11. 経験について
昔からよく、小説家は経験していないことは書けないというお話を目にすることがある。
個人的には、アニメや映画を観て小説を読み、音楽を聴いて想像することはそれぞれ経験のひとつだと思っている。それらによって、経験値はある程度補完できると思う。
ただ、実際に身をもって体感したことで、よりわかるようになったと思うこともある。
就職して二年目の頃、その少し前にすごく行ってみたいと思っていたバルセロナ五輪にはまだ学生で行くことができず、やっと一週間のツアーで旅したスペインの空、あの考えられないくらいの青さだとか。
若い頃に転校や受験など、自分ではどうしようもない人生的な出来事が原因で、お別れとなってしまった人たち。それを失ったとき感じていた言い様のない寂しさや、失恋したときに文字通り、胸にぽっかり穴が空くってこういうことを言うんだなという気持ちとか。

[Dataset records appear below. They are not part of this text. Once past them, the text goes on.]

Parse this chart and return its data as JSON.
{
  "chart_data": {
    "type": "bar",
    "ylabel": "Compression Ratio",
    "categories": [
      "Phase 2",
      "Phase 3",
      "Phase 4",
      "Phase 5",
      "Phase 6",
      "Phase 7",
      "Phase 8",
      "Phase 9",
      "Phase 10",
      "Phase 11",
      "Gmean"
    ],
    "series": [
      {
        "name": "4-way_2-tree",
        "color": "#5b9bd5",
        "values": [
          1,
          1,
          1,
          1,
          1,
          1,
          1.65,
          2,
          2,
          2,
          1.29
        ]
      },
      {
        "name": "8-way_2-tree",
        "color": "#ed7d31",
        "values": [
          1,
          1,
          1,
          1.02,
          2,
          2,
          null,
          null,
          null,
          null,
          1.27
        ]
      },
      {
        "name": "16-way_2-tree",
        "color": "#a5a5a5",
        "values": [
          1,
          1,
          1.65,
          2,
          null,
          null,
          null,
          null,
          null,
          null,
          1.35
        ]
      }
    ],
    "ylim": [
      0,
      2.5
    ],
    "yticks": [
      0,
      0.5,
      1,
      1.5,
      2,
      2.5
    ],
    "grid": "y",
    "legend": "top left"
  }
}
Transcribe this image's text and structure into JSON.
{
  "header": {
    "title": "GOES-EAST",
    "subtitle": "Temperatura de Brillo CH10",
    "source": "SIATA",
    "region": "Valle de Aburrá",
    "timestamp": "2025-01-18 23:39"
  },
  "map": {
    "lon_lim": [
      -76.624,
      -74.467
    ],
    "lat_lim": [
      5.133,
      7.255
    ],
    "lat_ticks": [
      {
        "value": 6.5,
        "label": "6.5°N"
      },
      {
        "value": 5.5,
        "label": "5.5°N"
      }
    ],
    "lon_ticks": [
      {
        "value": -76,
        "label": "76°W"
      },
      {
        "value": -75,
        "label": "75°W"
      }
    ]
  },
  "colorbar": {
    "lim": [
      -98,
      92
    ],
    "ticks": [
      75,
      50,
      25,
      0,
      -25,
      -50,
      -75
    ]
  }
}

私は過去に二回、つま先と膝のお皿の骨がかけてしまったことがあるのだが、そのときの、骨折した場所のことしか考えられないような痛み。些細なことでは、ハードコンタクトがずれてしまったときの、目のことにしか意識がいかないような痛さとかもね。
祖母が大往生的に亡くなったとき、がんばったねえという気持ちとともに、多分一生忘れないなと思う出来事があった。
今でもあれは偶然だと思っているけれど、空にすうっと一本の飛行機雲が、龍みたいにたなびいていた。当時私は、家族の転勤の関係で金沢に住んでいたのだけれど、その雲を見たとき、私は内心熊本弁で、「うわー、おばあちゃん来とらす!(=来てる! の意)」と思った。
そしてその雲を見つめていたら、北陸には人生で一度も行かなかっただろう祖母の声で「こがん綺麗なところに住んどったとね(=こんなに綺麗なところに住んでたんだね)」と熊本弁で聞こえてきたように感じたことだとか。
私はスピリチュアル的にはかなり鈍い方で、そういったことを感じることはかなり少ない。でも、今でもこれを書いていてうっかり涙ぐむくらいには、私の中で真に迫ったことだったなあと思う。
心は自由で、どこにでも飛んでいける。
それは、テレビの映像を見ているだけでも可能だ。
そして、それだけでも心の糧みたいなものになって、経験のひとつにできると思っている。
SNSなどで、経験がなければ小説は書けないと言われて、揺れている方の投稿を目にする度に思う。
ほんとうのところは、想像力では補えない要素があることも知っているけど。
でも、私たちが持っている想像の翼を広げるということは、時には自分の人生を乗り切る、あるいは相手の心の痛みをほんの少しでも救う、大きな力になることもあるんだぜ。(ちょっと今、自分を奮い立たせるために男言葉になっていますが失礼します。)
自分が大好きだと思うことを書いていいと思うよ。もちろん、公序良俗にはちょっと配慮して、それを出すサイトは選ぶ必要があるから、それは少し考えながらね。
そうしてまずは傷ついた自分が安らいだり、その後で似た傷を持った人たちや、そうでない人たちまで楽しんだり心が和んだりするならば、そんなすばらしいことはないと思う。
経験が活きるというのは、そういうことではないかと思うのだ。